GAULT & MILLAU Deutschland 2012

Sind es die paar Tage, die der Michelin früher erscheint als der Gault/Millau, die dem Guide Rouge die gewohnt größere Aufmerksamkeit garantieren? Oder ist es, weil die Profis in der Gastronomie, also die Köche, lieber drei Sterne haben als vier Hauben? Fragt man sie direkt, geben sie unumwunden zu, dass ein Stern im Michelin ihnen weitaus wichtiger sei als die entsprechenden 15 Punkte im G/M.

In der Praxis unterscheiden sich die beiden Restaurantführer nur wenig. Vor allem bei der Einschätzung unserer Spitzenköche sind sie sich weitgehend einig, daran erkennt man die jahrelange professionelle Beschäftigung mit dem Kochen als einer Kunstform. Wenn doch einmal bei der Beurteilung unseres Formel-1-Teams krasse Divergenzen ins Auge fallen, dann spielt dabei oft der Konkurrenzkampf eine Rolle. Wie sonst soll man auffallen beim Publikum? Das erinnert dann an die Mütter von Penzlauer Berg, die ihren Sozialstatus durch die Größe ihrer Kinderwagen demonstrieren.

In der aktuellen Ausgaben ist dies das Restaurant „Bareiss“, welches von G/M mit 18 von 19,5 Punkten geführt wird und damit zwar immer noch in einer honorigen Kategorie, wo beispielsweise auch Albert Bouleys „Waldhorn“ in Ravensburg eingeordnet ist, welches dem Michelin merkwürdigerweise nicht das geringste Kompliment wert ist.

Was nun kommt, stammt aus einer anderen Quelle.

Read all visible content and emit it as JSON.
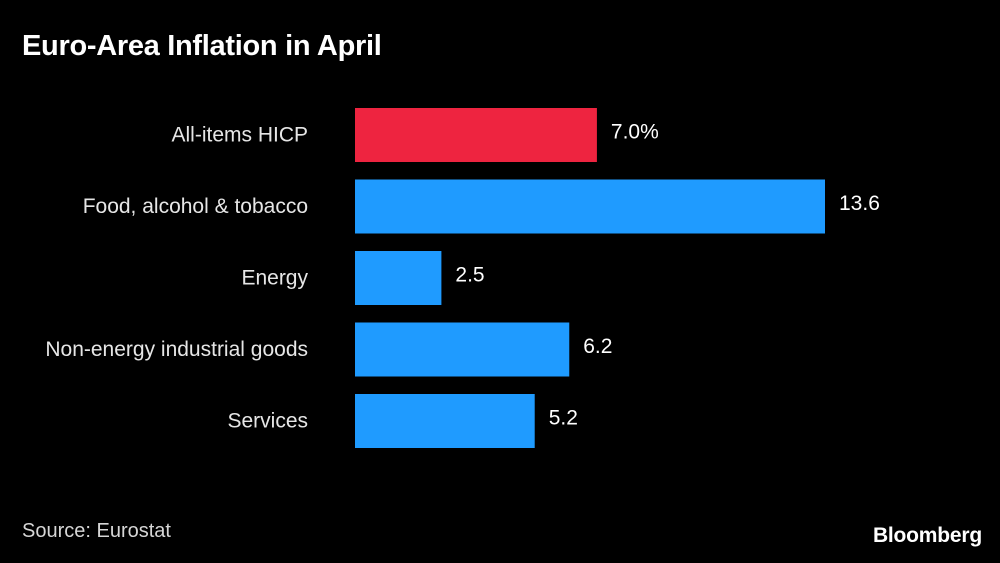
{
  "chart_data": {
    "type": "bar",
    "orientation": "horizontal",
    "title": "Euro-Area Inflation in April",
    "categories": [
      "All-items HICP",
      "Food, alcohol & tobacco",
      "Energy",
      "Non-energy industrial goods",
      "Services"
    ],
    "values": [
      7.0,
      13.6,
      2.5,
      6.2,
      5.2
    ],
    "value_labels": [
      "7.0%",
      "13.6",
      "2.5",
      "6.2",
      "5.2"
    ],
    "bar_colors": [
      "#ee2440",
      "#1f9bff",
      "#1f9bff",
      "#1f9bff",
      "#1f9bff"
    ],
    "xlabel": "",
    "ylabel": "",
    "xlim": [
      0,
      13.6
    ],
    "grid": false,
    "legend": "none"
  },
  "footer": {
    "source": "Source: Eurostat",
    "brand": "Bloomberg"
  },
  "colors": {
    "background": "#000000",
    "highlight": "#ee2440",
    "bar": "#1f9bff",
    "text": "#ffffff"
  }
}
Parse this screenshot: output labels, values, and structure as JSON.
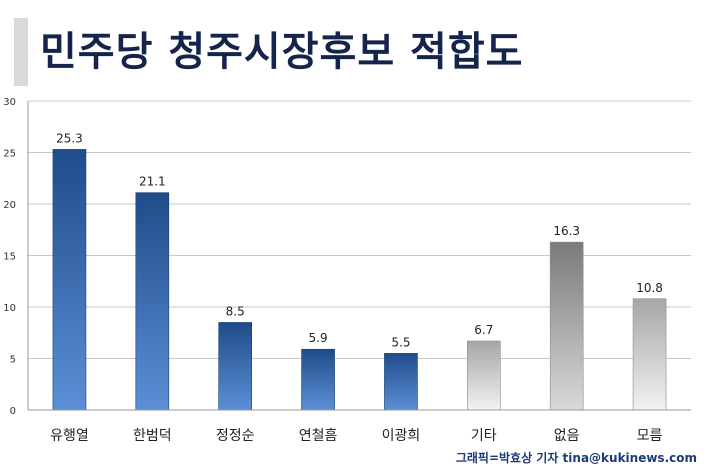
{
  "title": "민주당 청주시장후보 적합도",
  "credit": "그래픽=박효상 기자 tina@kukinews.com",
  "colors": {
    "title": "#14244a",
    "blue_top": "#1f4c8a",
    "blue_bottom": "#5b8fd6",
    "gray_light_top": "#a6a6a6",
    "gray_light_bottom": "#f2f2f2",
    "gray_dark_top": "#7a7a7a",
    "gray_dark_bottom": "#d9d9d9",
    "grid": "#c8c8c8",
    "axis": "#9a9a9a"
  },
  "chart_data": {
    "type": "bar",
    "title": "민주당 청주시장후보 적합도",
    "categories": [
      "유행열",
      "한범덕",
      "정정순",
      "연철흠",
      "이광희",
      "기타",
      "없음",
      "모름"
    ],
    "values": [
      25.3,
      21.1,
      8.5,
      5.9,
      5.5,
      6.7,
      16.3,
      10.8
    ],
    "value_labels": [
      "25.3",
      "21.1",
      "8.5",
      "5.9",
      "5.5",
      "6.7",
      "16.3",
      "10.8"
    ],
    "bar_styles": [
      "blue",
      "blue",
      "blue",
      "blue",
      "blue",
      "gray_light",
      "gray_dark",
      "gray_light"
    ],
    "yticks": [
      "0",
      "5",
      "10",
      "15",
      "20",
      "25",
      "30"
    ],
    "ylim": [
      0,
      30
    ],
    "xlabel": "",
    "ylabel": "",
    "grid": true,
    "legend": "none"
  }
}
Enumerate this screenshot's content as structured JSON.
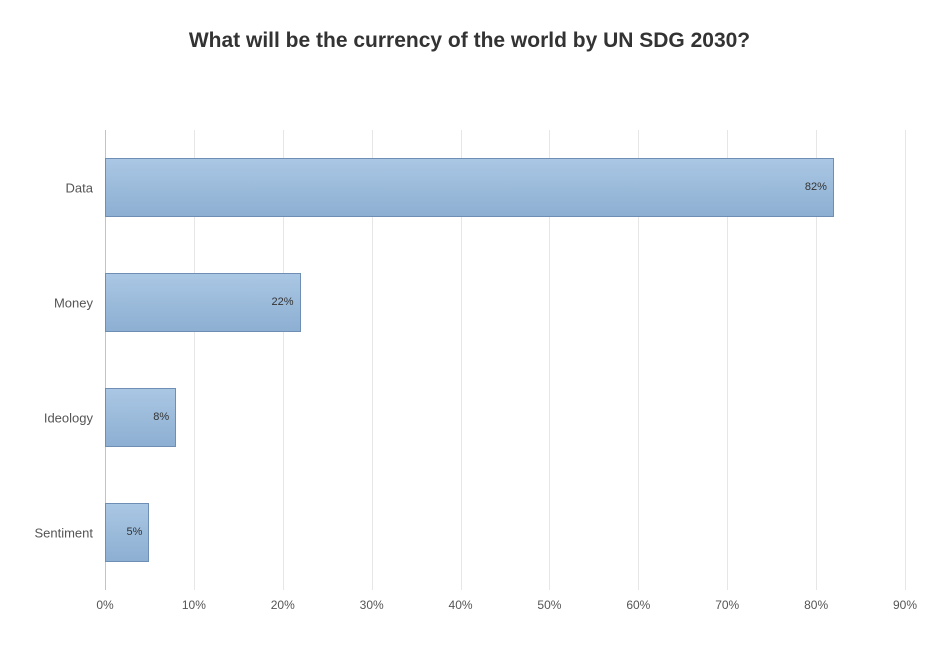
{
  "chart": {
    "type": "bar-horizontal",
    "title": "What will be the currency of the world by UN SDG 2030?",
    "title_fontsize": 21,
    "title_color": "#333333",
    "background_color": "#ffffff",
    "plot_background": "#ffffff",
    "x": {
      "min": 0,
      "max": 90,
      "tick_step": 10,
      "tick_suffix": "%",
      "ticks": [
        0,
        10,
        20,
        30,
        40,
        50,
        60,
        70,
        80,
        90
      ],
      "gridline_color": "#e6e6e6",
      "axis_line_color": "#c3c3c3",
      "tick_font_size": 12,
      "tick_color": "#555555"
    },
    "y": {
      "categories": [
        "Data",
        "Money",
        "Ideology",
        "Sentiment"
      ],
      "tick_font_size": 13,
      "tick_color": "#555555"
    },
    "bars": {
      "values": [
        82,
        22,
        8,
        5
      ],
      "value_suffix": "%",
      "fill_top": "#aac7e4",
      "fill_bottom": "#8dafd2",
      "border_color": "#6e8fb3",
      "border_width": 1,
      "label_font_size": 11,
      "label_color": "#333333",
      "label_position": "inside-right",
      "band_height_ratio": 0.52
    }
  }
}
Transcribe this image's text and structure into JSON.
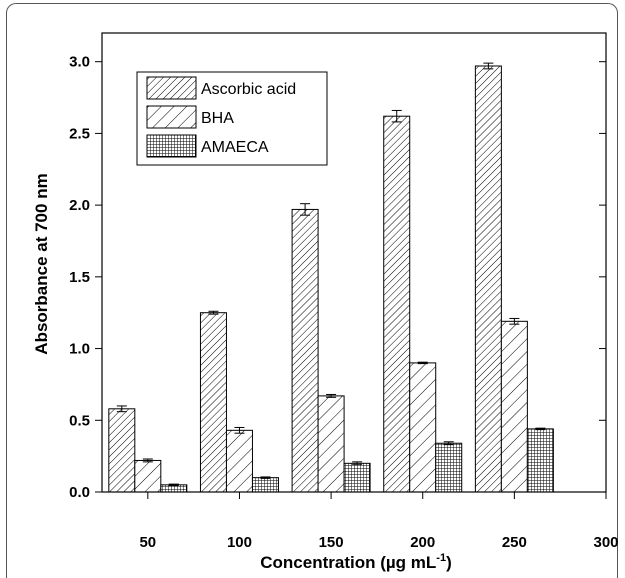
{
  "chart_data": {
    "type": "bar",
    "xlabel": "Concentration (µg mL",
    "xlabel_superscript": "-1",
    "xlabel_suffix": ")",
    "ylabel": "Absorbance at 700 nm",
    "ylim": [
      0,
      3.2
    ],
    "yticks": [
      "0.0",
      "0.5",
      "1.0",
      "1.5",
      "2.0",
      "2.5",
      "3.0"
    ],
    "xlim": [
      25,
      300
    ],
    "xticks": [
      "50",
      "100",
      "150",
      "200",
      "250",
      "300"
    ],
    "categories": [
      50,
      100,
      150,
      200,
      250
    ],
    "series": [
      {
        "name": "Ascorbic acid",
        "pattern": "hatch-fine",
        "values": [
          0.58,
          1.25,
          1.97,
          2.62,
          2.97
        ],
        "errors": [
          0.02,
          0.01,
          0.04,
          0.04,
          0.02
        ]
      },
      {
        "name": "BHA",
        "pattern": "hatch-wide",
        "values": [
          0.22,
          0.43,
          0.67,
          0.9,
          1.19
        ],
        "errors": [
          0.01,
          0.02,
          0.01,
          0.005,
          0.02
        ]
      },
      {
        "name": "AMAECA",
        "pattern": "crosshatch",
        "values": [
          0.05,
          0.1,
          0.2,
          0.34,
          0.44
        ],
        "errors": [
          0.005,
          0.005,
          0.01,
          0.01,
          0.005
        ]
      }
    ],
    "legend_position": "top-left",
    "grid": false
  }
}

Dann ist im Gault/Millau noch die Riege der „Besten des Jahres“, sie reicht vom Küchenteam im „Essigbrätlei“ in Nürnberg bis zur „Cigar Lounge des Jahres in Mühlheim an der Mosel“, was dem Berliner Zigarrenfreund logistische Probleme bereiten dürfte. Und natürlich die zum Teil endlos langen Beschreibungen der Küche und Ihrer Produkte. Sie machen den Band fast doppelt so dick wie den Michelin, was sich jedoch durch die unterschiedliche Papierqualität erklärt. Die unterschiedliche Beschreibungsqualität ist vielleicht der Grund, dass der stattliche und informative Band nicht die Auflagenhöhe erreicht, die ihm als zweitwichtigstem deutschen Restaurantführer gebührt.